I have had a reservation for a Tesla Model 3 for almost two years, and while that basic car is wonderful, it has features I would have trouble living with — for example, the glass roof (here in San Diego’s intense summer sun), which would not play nice with the dogs waiting in the car, even with windows open.
More time on the internet. I discovered that 2014 BMW i3s, coming off lease, could be had for a relative pittance. The i3 was an early favorite of mine, and is a really nice EV — comfortable, good performance, responsive, and the first mass-market car to be made of light-weight carbon fiber (plus some aluminum and thermo plastic body panels). It should last forever. But it was two-wheel drive and had some quirks that put it out of contention as a “permanent” EV. The first generation had an 81-mile EPA range (sufficient for my driving), while new EVs generally go 125 to more than 300 miles on a charge. The current i3 goes about 120 miles on a charge, and by the end of the year, due to advances in battery tech, the next iteration of the i3 will have a range about double the first generation (with a battery the same size and weight).
Electric vehicles can use the magnetic forces in their motors to slow the car as easily as they accelerate it; these dual functions are controlled by the same pedal (it’s called single-pedal speed control). This magnetic braking can replace conventional friction braking 90% of the time. When slowing the car, the motor behaves like a generator and charges the battery, enhancing efficiency.
Magnetic braking only works on the wheels driven by the motor. Front-wheel-drive cars and rear-wheel-drive (RWD) cars therefore only have magnetic braking on two wheels. For the most effective magnetic braking, the EV should have all-wheel-drive, which also gives you balanced four-wheel braking.
That’s why my optimal electric car will have motors on both axles. It’s easy to put two motors in electric cars, because the motors are about the size of watermelons. All Teslas either have two motors standard or as an option, and most of the upcoming premium EVs have motors on both axles.
I’ve written a number of articles on electric cars, plus this 3-page tutorial for friends and relatives on EV single-pedal speed control (one of their best features) in case you’re interested. There's also a link on the first page of this blog.
So if the i3 and the Model 3 don’t work for me, what will? And when?
Porsche is making a very impressive EV — now called the Mission E (not the final name) — that is set for production late-2019. Camouflaged pre-production prototypes have been seen on German roads, and testing on the famous Nürburgring track. I photoshopped away the camouflage in the picture below. The AWD car checks all my boxes, and then some, but might be a little overkill for trips to the grocery store. Sigh.

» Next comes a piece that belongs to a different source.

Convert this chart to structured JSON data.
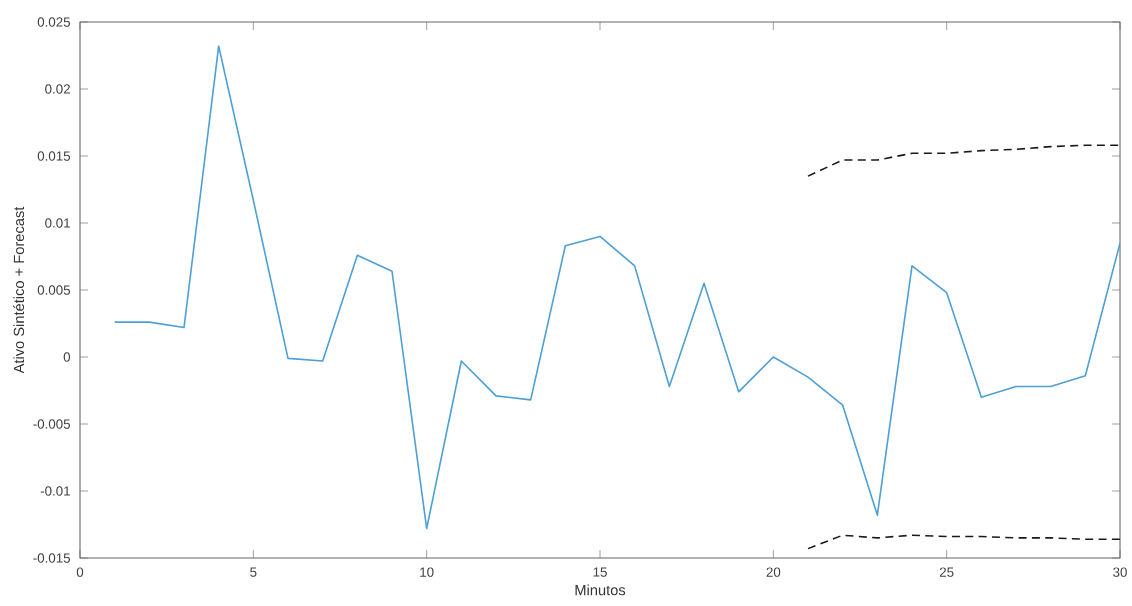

But back to the house remodel.
Working on drawers at a relaxed pace. Mostly more drawers for the waterbed base, but I also built the first kitchen drawer. It’s one of the high side-loading drawers, and I’m happy with it (and looking forward to getting more of the 60+ kitchen drawers made). It’s not surprising that most kitchens have doors on most of their cabinet storage spaces, because drawers are complicated to build, and while cheap drawer slides are often used, I’m paying about $17-$18 per pair for good quality full-extension drawer slides. Soft-closing slides are significantly more.